As part of this discussion, a lot of attention has been given to the “missing middle.” The argument is that the U.S. lacks lower density multifamily or types of clustered housing, including townhouses, duplexes, and certain kinds of low-rise multifamily housing. The claim is valid in that building more of this higher density housing is an efficient way to add additional for-sale and for-rent housing, particularly in high-growth/high-cost metro areas that lack developable land.

But I am concerned that the marketing success of the missing middle has left an important gap: small, single-family detached housing. This housing type is a key source for enabling homeownership among entry-level and first-time buyers, and due to consumer preference and demographic needs, it plays a critical role in the housing market. And like low-density multifamily, it, too, is missing.

Consider recent Census data on single-family home construction. In 1999, 37% of newly built single-family homes had square footage of less than 1,800. Development of that kind of housing has declined considerably over the past two decades. By 2015, just 21% of new single-family homes were less than 1,800 square feet, for a total of 136,000 homes built. Due to gains for higher density single-family building, the share of new single-family homes built with less than 1,800 square feet has since increased modestly to 23%, or 192,000 homes.

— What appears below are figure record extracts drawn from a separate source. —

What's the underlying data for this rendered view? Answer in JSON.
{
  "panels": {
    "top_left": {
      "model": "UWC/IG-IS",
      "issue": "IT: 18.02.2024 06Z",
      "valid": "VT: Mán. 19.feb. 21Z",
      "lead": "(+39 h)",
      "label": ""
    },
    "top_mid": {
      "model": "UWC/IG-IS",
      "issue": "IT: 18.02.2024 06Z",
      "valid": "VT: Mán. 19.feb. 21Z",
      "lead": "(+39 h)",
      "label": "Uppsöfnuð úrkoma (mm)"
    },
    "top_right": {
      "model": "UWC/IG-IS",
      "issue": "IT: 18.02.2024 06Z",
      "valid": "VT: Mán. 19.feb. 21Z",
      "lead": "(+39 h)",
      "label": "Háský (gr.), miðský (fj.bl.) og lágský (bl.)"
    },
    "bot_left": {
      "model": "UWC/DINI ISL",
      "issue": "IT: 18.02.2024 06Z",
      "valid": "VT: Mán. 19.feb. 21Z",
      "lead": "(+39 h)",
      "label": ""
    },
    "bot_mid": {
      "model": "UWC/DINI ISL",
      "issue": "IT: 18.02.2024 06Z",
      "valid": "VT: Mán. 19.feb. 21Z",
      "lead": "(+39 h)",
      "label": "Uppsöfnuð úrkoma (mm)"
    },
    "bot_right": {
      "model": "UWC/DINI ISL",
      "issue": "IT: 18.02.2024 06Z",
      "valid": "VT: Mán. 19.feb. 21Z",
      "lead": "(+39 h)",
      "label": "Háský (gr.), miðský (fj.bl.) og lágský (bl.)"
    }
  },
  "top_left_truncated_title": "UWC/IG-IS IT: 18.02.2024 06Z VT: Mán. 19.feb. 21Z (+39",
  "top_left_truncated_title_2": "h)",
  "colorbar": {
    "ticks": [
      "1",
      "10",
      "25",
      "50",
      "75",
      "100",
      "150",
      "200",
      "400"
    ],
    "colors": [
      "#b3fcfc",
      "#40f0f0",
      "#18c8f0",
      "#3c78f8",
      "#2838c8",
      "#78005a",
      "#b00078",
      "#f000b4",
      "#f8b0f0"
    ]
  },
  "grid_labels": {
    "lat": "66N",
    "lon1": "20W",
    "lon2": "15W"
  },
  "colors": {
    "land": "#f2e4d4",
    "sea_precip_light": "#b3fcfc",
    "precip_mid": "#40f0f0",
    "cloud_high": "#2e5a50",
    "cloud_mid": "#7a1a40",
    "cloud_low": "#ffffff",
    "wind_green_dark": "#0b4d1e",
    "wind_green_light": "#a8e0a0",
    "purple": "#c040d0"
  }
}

Despite these gains in construction volume, this single-family market segment is a key part of the affordability crisis and housing shortfall. Yet this type of housing falls outside the common understanding of the missing middle. While initiatives should be deployed to expand the missing middle, it’s vital that communities do not neglect single-family construction, notably entry-level, for-sale single-family housing that serves as a stepping stone to homeownership. This can be accomplished by lowering regulatory hurdles and improving zoning rules, such as fighting exclusionary zoning practices and the growing use of costly design requirements that crowd out entry-level single-family housing.